Eskiden anadolu-fen liselerinde öğretmen olmak için sınav yapılıyormuş biz öyle duymuştuk ve en az 5 yıllık da öğretmen olmak gerekiyormuş. yani yeni öğretmen atamaları gerçekleşmez bu yüzden de tecrübeli eğitimcilerle çalışma fırsatınız olurdu. keza dersler ingilizce anlatıldığı için de ingilizce bilen öğretmenlerden (-ki tamamı öğretmenlik mezunu değildi, aksine odtü gibi okulların fizik bölümünü bitirmiş adam formasyonla öğretmen olup o anlatırdı fizik dersini misalen) oldukları için ufukları da biraz daha geniş oluyordu (dilin bakış açısına çok büyük bir katkısı var)
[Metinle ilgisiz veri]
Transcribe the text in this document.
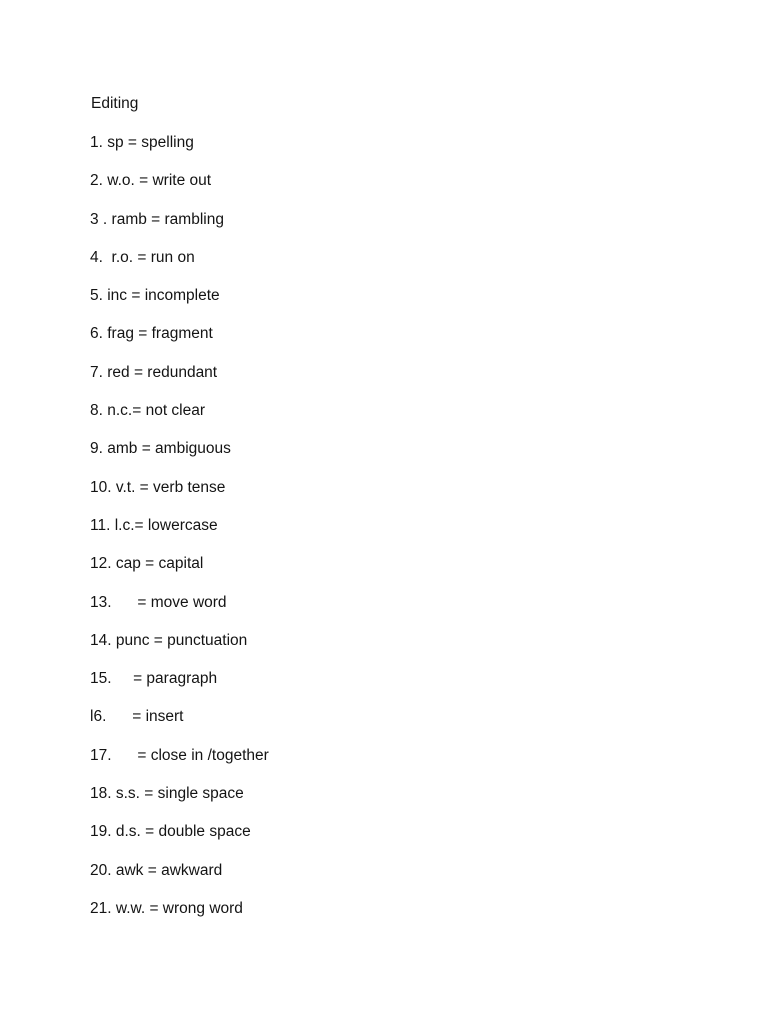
Editing
1. sp = spelling
2. w.o. = write out
3 . ramb = rambling
4.  r.o. = run on
5. inc = incomplete
6. frag = fragment
7. red = redundant
8. n.c.= not clear
9. amb = ambiguous
10. v.t. = verb tense
11. l.c.= lowercase
12. cap = capital
13.      = move word
14. punc = punctuation
15.     = paragraph
l6.      = insert
17.      = close in /together
18. s.s. = single space
19. d.s. = double space
20. awk = awkward
21. w.w. = wrong word
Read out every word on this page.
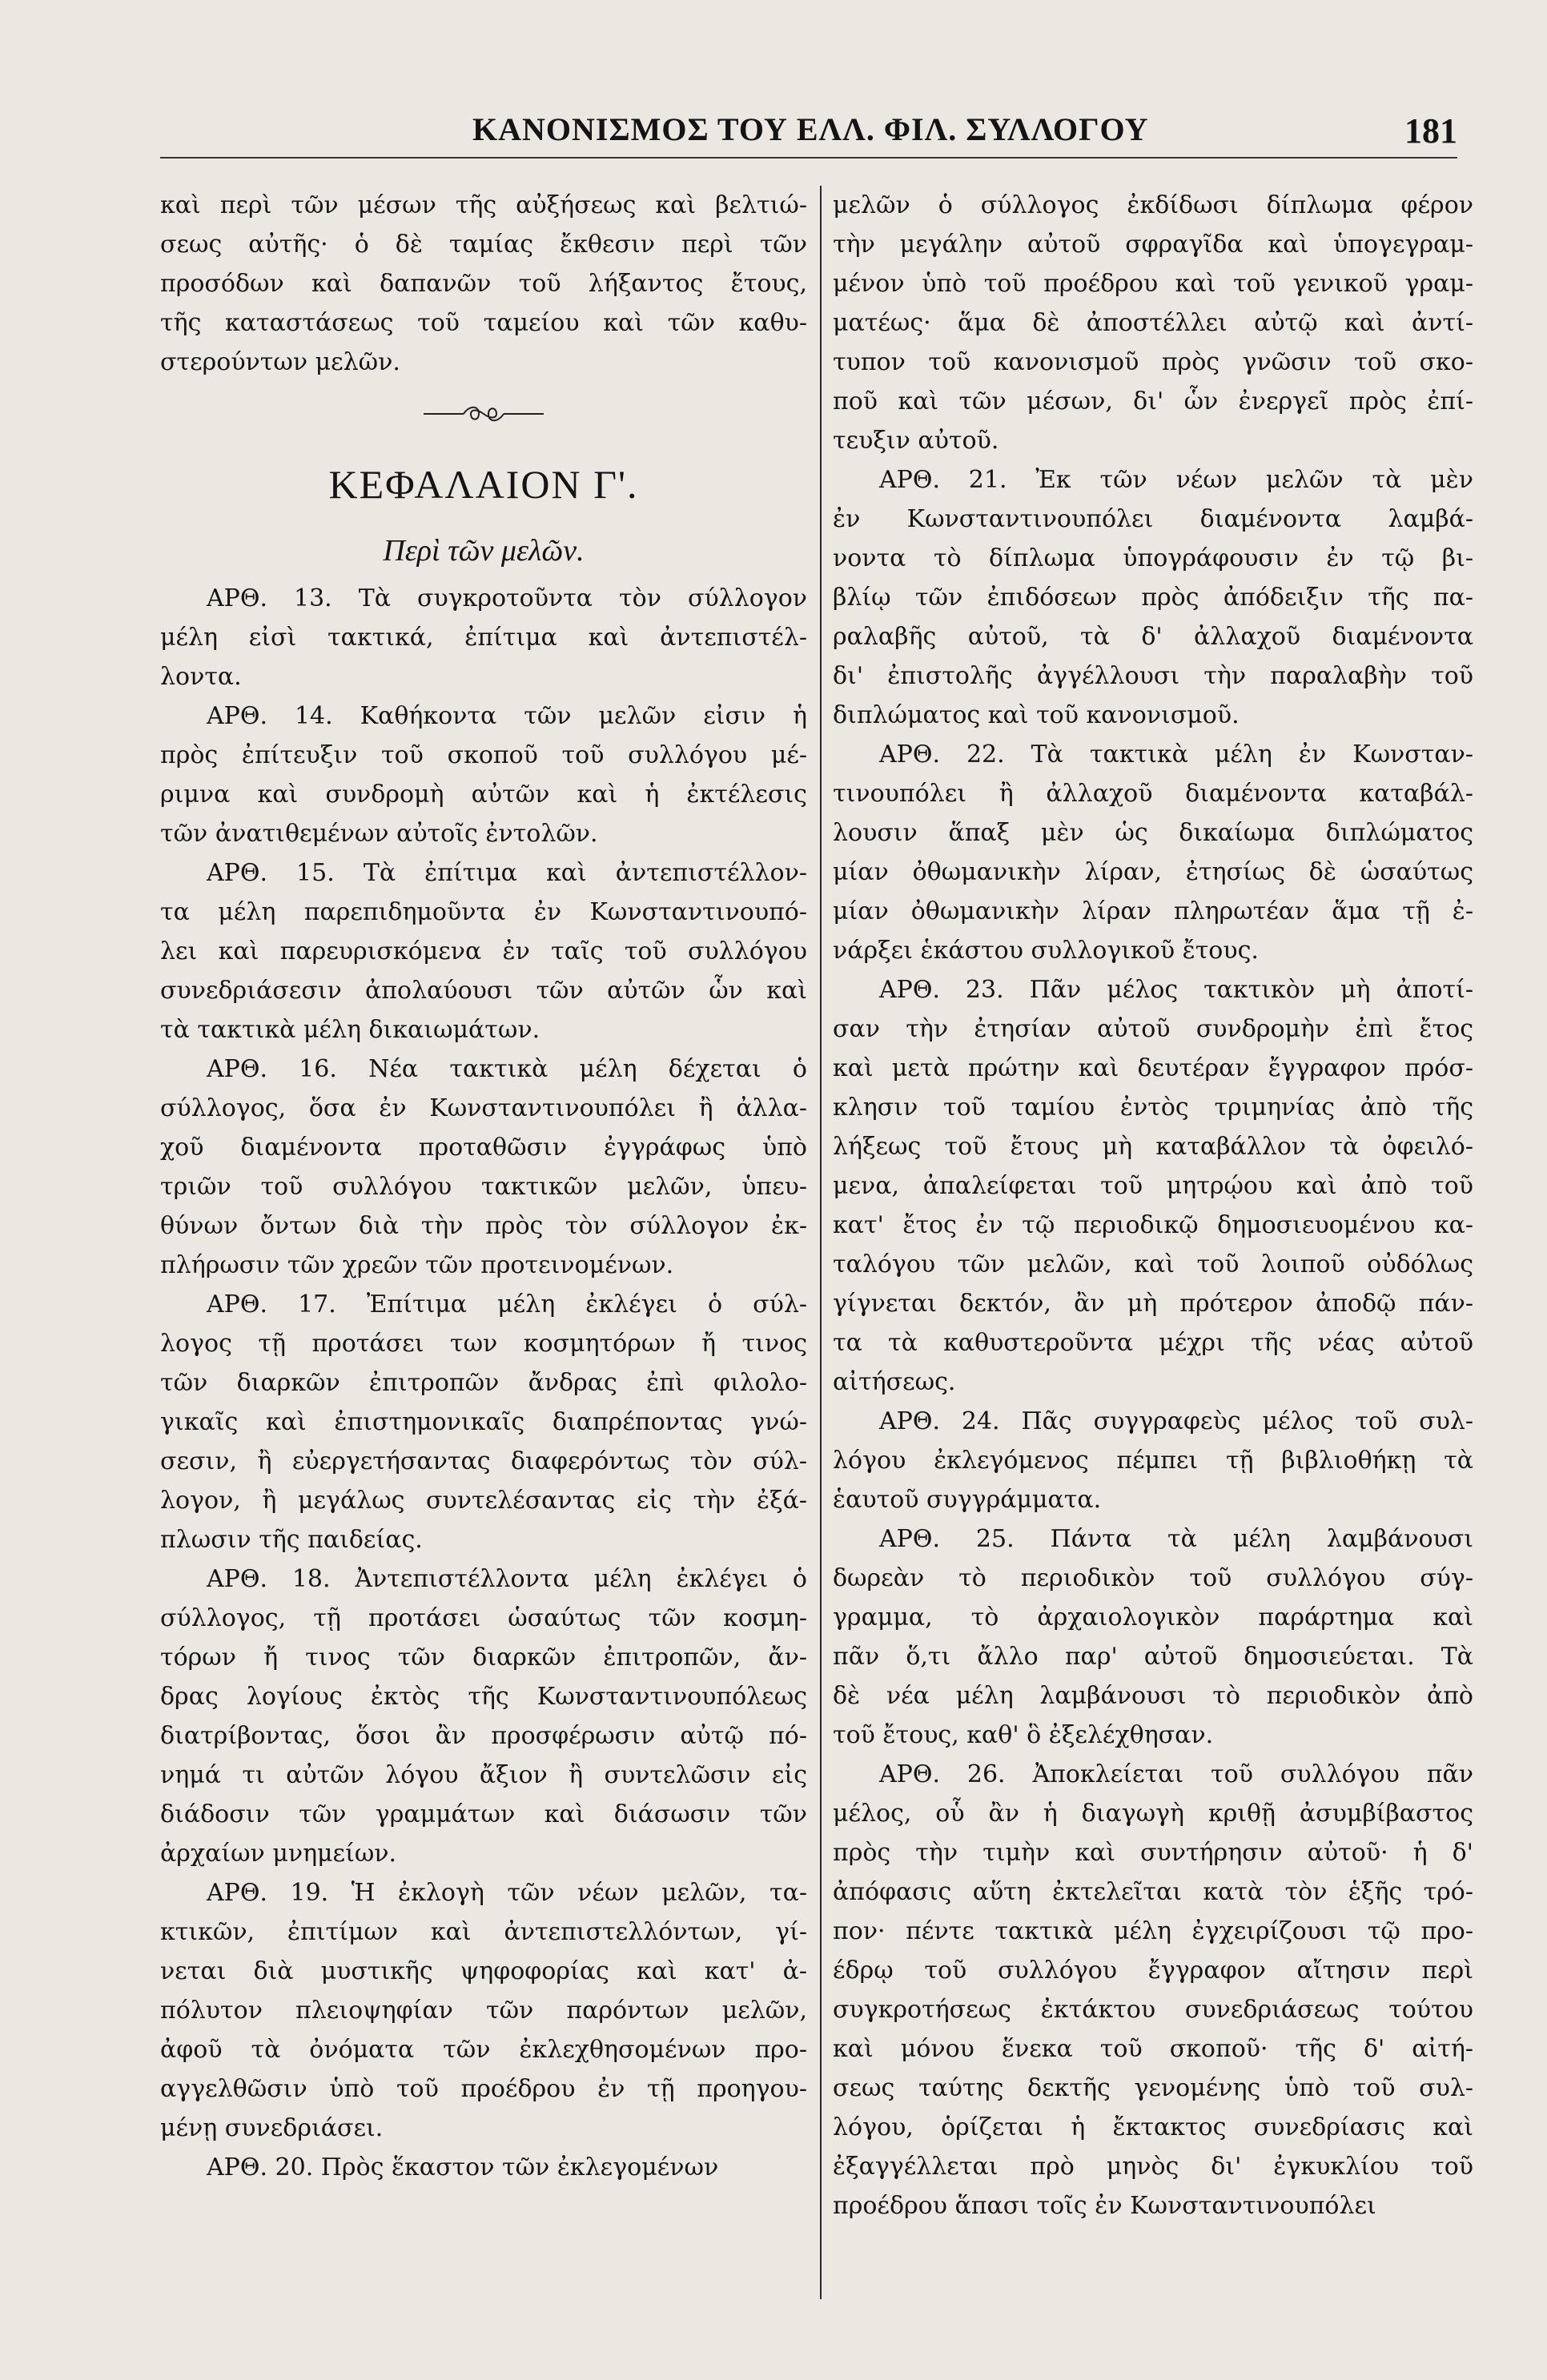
ΚΑΝΟΝΙΣΜΟΣ ΤΟΥ ΕΛΛ. ΦΙΛ. ΣΥΛΛΟΓΟΥ	181
καὶ περὶ τῶν μέσων τῆς αὐξήσεως καὶ βελτιώ-
σεως αὐτῆς· ὁ δὲ ταμίας ἔκθεσιν περὶ τῶν
προσόδων καὶ δαπανῶν τοῦ λήξαντος ἔτους,
τῆς καταστάσεως τοῦ ταμείου καὶ τῶν καθυ-
στερούντων μελῶν.
ΚΕΦΑΛΑΙΟΝ Γ'.
Περὶ τῶν μελῶν.
ΑΡΘ. 13. Τὰ συγκροτοῦντα τὸν σύλλογον
μέλη εἰσὶ τακτικά, ἐπίτιμα καὶ ἀντεπιστέλ-
λοντα.
ΑΡΘ. 14. Καθήκοντα τῶν μελῶν εἰσιν ἡ
πρὸς ἐπίτευξιν τοῦ σκοποῦ τοῦ συλλόγου μέ-
ριμνα καὶ συνδρομὴ αὐτῶν καὶ ἡ ἐκτέλεσις
τῶν ἀνατιθεμένων αὐτοῖς ἐντολῶν.
ΑΡΘ. 15. Τὰ ἐπίτιμα καὶ ἀντεπιστέλλον-
τα μέλη παρεπιδημοῦντα ἐν Κωνσταντινουπό-
λει καὶ παρευρισκόμενα ἐν ταῖς τοῦ συλλόγου
συνεδριάσεσιν ἀπολαύουσι τῶν αὐτῶν ὧν καὶ
τὰ τακτικὰ μέλη δικαιωμάτων.
ΑΡΘ. 16. Νέα τακτικὰ μέλη δέχεται ὁ
σύλλογος, ὅσα ἐν Κωνσταντινουπόλει ἢ ἀλλα-
χοῦ διαμένοντα προταθῶσιν ἐγγράφως ὑπὸ
τριῶν τοῦ συλλόγου τακτικῶν μελῶν, ὑπευ-
θύνων ὄντων διὰ τὴν πρὸς τὸν σύλλογον ἐκ-
πλήρωσιν τῶν χρεῶν τῶν προτεινομένων.
ΑΡΘ. 17. Ἐπίτιμα μέλη ἐκλέγει ὁ σύλ-
λογος τῇ προτάσει των κοσμητόρων ἤ τινος
τῶν διαρκῶν ἐπιτροπῶν ἄνδρας ἐπὶ φιλολο-
γικαῖς καὶ ἐπιστημονικαῖς διαπρέποντας γνώ-
σεσιν, ἢ εὐεργετήσαντας διαφερόντως τὸν σύλ-
λογον, ἢ μεγάλως συντελέσαντας εἰς τὴν ἐξά-
πλωσιν τῆς παιδείας.
ΑΡΘ. 18. Ἀντεπιστέλλοντα μέλη ἐκλέγει ὁ
σύλλογος, τῇ προτάσει ὡσαύτως τῶν κοσμη-
τόρων ἤ τινος τῶν διαρκῶν ἐπιτροπῶν, ἄν-
δρας λογίους ἐκτὸς τῆς Κωνσταντινουπόλεως
διατρίβοντας, ὅσοι ἂν προσφέρωσιν αὐτῷ πό-
νημά τι αὐτῶν λόγου ἄξιον ἢ συντελῶσιν εἰς
διάδοσιν τῶν γραμμάτων καὶ διάσωσιν τῶν
ἀρχαίων μνημείων.
ΑΡΘ. 19. Ἡ ἐκλογὴ τῶν νέων μελῶν, τα-
κτικῶν, ἐπιτίμων καὶ ἀντεπιστελλόντων, γί-
νεται διὰ μυστικῆς ψηφοφορίας καὶ κατ' ἀ-
πόλυτον πλειοψηφίαν τῶν παρόντων μελῶν,
ἀφοῦ τὰ ὀνόματα τῶν ἐκλεχθησομένων προ-
αγγελθῶσιν ὑπὸ τοῦ προέδρου ἐν τῇ προηγου-
μένῃ συνεδριάσει.
ΑΡΘ. 20. Πρὸς ἕκαστον τῶν ἐκλεγομένων
μελῶν ὁ σύλλογος ἐκδίδωσι δίπλωμα φέρον
τὴν μεγάλην αὐτοῦ σφραγῖδα καὶ ὑπογεγραμ-
μένον ὑπὸ τοῦ προέδρου καὶ τοῦ γενικοῦ γραμ-
ματέως· ἅμα δὲ ἀποστέλλει αὐτῷ καὶ ἀντί-
τυπον τοῦ κανονισμοῦ πρὸς γνῶσιν τοῦ σκο-
ποῦ καὶ τῶν μέσων, δι' ὧν ἐνεργεῖ πρὸς ἐπί-
τευξιν αὐτοῦ.
ΑΡΘ. 21. Ἐκ τῶν νέων μελῶν τὰ μὲν
ἐν Κωνσταντινουπόλει διαμένοντα λαμβά-
νοντα τὸ δίπλωμα ὑπογράφουσιν ἐν τῷ βι-
βλίῳ τῶν ἐπιδόσεων πρὸς ἀπόδειξιν τῆς πα-
ραλαβῆς αὐτοῦ, τὰ δ' ἀλλαχοῦ διαμένοντα
δι' ἐπιστολῆς ἀγγέλλουσι τὴν παραλαβὴν τοῦ
διπλώματος καὶ τοῦ κανονισμοῦ.
ΑΡΘ. 22. Τὰ τακτικὰ μέλη ἐν Κωνσταν-
τινουπόλει ἢ ἀλλαχοῦ διαμένοντα καταβάλ-
λουσιν ἅπαξ μὲν ὡς δικαίωμα διπλώματος
μίαν ὀθωμανικὴν λίραν, ἐτησίως δὲ ὡσαύτως
μίαν ὀθωμανικὴν λίραν πληρωτέαν ἅμα τῇ ἐ-
νάρξει ἑκάστου συλλογικοῦ ἔτους.
ΑΡΘ. 23. Πᾶν μέλος τακτικὸν μὴ ἀποτί-
σαν τὴν ἐτησίαν αὐτοῦ συνδρομὴν ἐπὶ ἔτος
καὶ μετὰ πρώτην καὶ δευτέραν ἔγγραφον πρόσ-
κλησιν τοῦ ταμίου ἐντὸς τριμηνίας ἀπὸ τῆς
λήξεως τοῦ ἔτους μὴ καταβάλλον τὰ ὀφειλό-
μενα, ἀπαλείφεται τοῦ μητρῴου καὶ ἀπὸ τοῦ
κατ' ἔτος ἐν τῷ περιοδικῷ δημοσιευομένου κα-
ταλόγου τῶν μελῶν, καὶ τοῦ λοιποῦ οὐδόλως
γίγνεται δεκτόν, ἂν μὴ πρότερον ἀποδῷ πάν-
τα τὰ καθυστεροῦντα μέχρι τῆς νέας αὐτοῦ
αἰτήσεως.
ΑΡΘ. 24. Πᾶς συγγραφεὺς μέλος τοῦ συλ-
λόγου ἐκλεγόμενος πέμπει τῇ βιβλιοθήκῃ τὰ
ἑαυτοῦ συγγράμματα.
ΑΡΘ. 25. Πάντα τὰ μέλη λαμβάνουσι
δωρεὰν τὸ περιοδικὸν τοῦ συλλόγου σύγ-
γραμμα, τὸ ἀρχαιολογικὸν παράρτημα καὶ
πᾶν ὅ,τι ἄλλο παρ' αὐτοῦ δημοσιεύεται. Τὰ
δὲ νέα μέλη λαμβάνουσι τὸ περιοδικὸν ἀπὸ
τοῦ ἔτους, καθ' ὃ ἐξελέχθησαν.
ΑΡΘ. 26. Ἀποκλείεται τοῦ συλλόγου πᾶν
μέλος, οὗ ἂν ἡ διαγωγὴ κριθῇ ἀσυμβίβαστος
πρὸς τὴν τιμὴν καὶ συντήρησιν αὐτοῦ· ἡ δ'
ἀπόφασις αὕτη ἐκτελεῖται κατὰ τὸν ἑξῆς τρό-
πον· πέντε τακτικὰ μέλη ἐγχειρίζουσι τῷ προ-
έδρῳ τοῦ συλλόγου ἔγγραφον αἴτησιν περὶ
συγκροτήσεως ἐκτάκτου συνεδριάσεως τούτου
καὶ μόνου ἕνεκα τοῦ σκοποῦ· τῆς δ' αἰτή-
σεως ταύτης δεκτῆς γενομένης ὑπὸ τοῦ συλ-
λόγου, ὁρίζεται ἡ ἔκτακτος συνεδρίασις καὶ
ἐξαγγέλλεται πρὸ μηνὸς δι' ἐγκυκλίου τοῦ
προέδρου ἅπασι τοῖς ἐν Κωνσταντινουπόλει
Ancak anadolu lisesi stresi ilkokul 3'de başlardı o zamanlar ailelerde. çünkü anadolu lisesi demek yekten iyi bir üniversite demekti. Bizim hocamızın anlattığı kendi hayatı misalen şöyleydi (bize o hatayı yapmayın diye anlattı)

demişti ki kendileri; ben okurken inşaat mühendisi olmak istiyordum, ancak bizim sınıf karar aldı hepimiz elektrik-elektronik mühendisi olalım ayrılmayalım diye, çocukluktan salaklık ettik bütün sınıf elektrik elektronik mühendisliğinde birleştik neredeyse, bizim için üniversite de lise gibi geçti (yani şöyle düşünün bu adam 12 yaşından itibaren sürekli bu heriflerle okumuş üniversite dahil; en az 13 yıl demek oluyor bu da; arkadaşlığı düşünün.)
sonra mezun olunca mesleğin bana göre olmadığını farkettim ve yapamadım beceremedim başarılı olamadım ve sevdiğim, seveceğimi düşündüğüm bu işi yapıyorum. siz de seveceğiniz işi yapın bu hayatta aileden bile daha önemli olan tek şey yapacağınız iş...

derdi, kendisinin bahsini ettiği elektrik elektronik mühendisliği odtü bu arada, keza ankara anadolu lisesi o zamanki mezun olduğu okul da. ve başarılı olamadığım iş dediği işten aldığı cep numarası bile ''lan acaba böyle bir numara var mıdır?'' diye aranan bir cep numarasıydı. yani başarılı olamadığı doğru değildi ancak mutlu olamadığı doğruydu.

bunu anlatma sebebin anadolu liselerinin eğitimleri benden daha önce yani bu senin bahsini ettiğin tarihten çok daha önce çok çok çok iyiymiş, sonra sözlük misali günden güne nesille birlikte bozmuş.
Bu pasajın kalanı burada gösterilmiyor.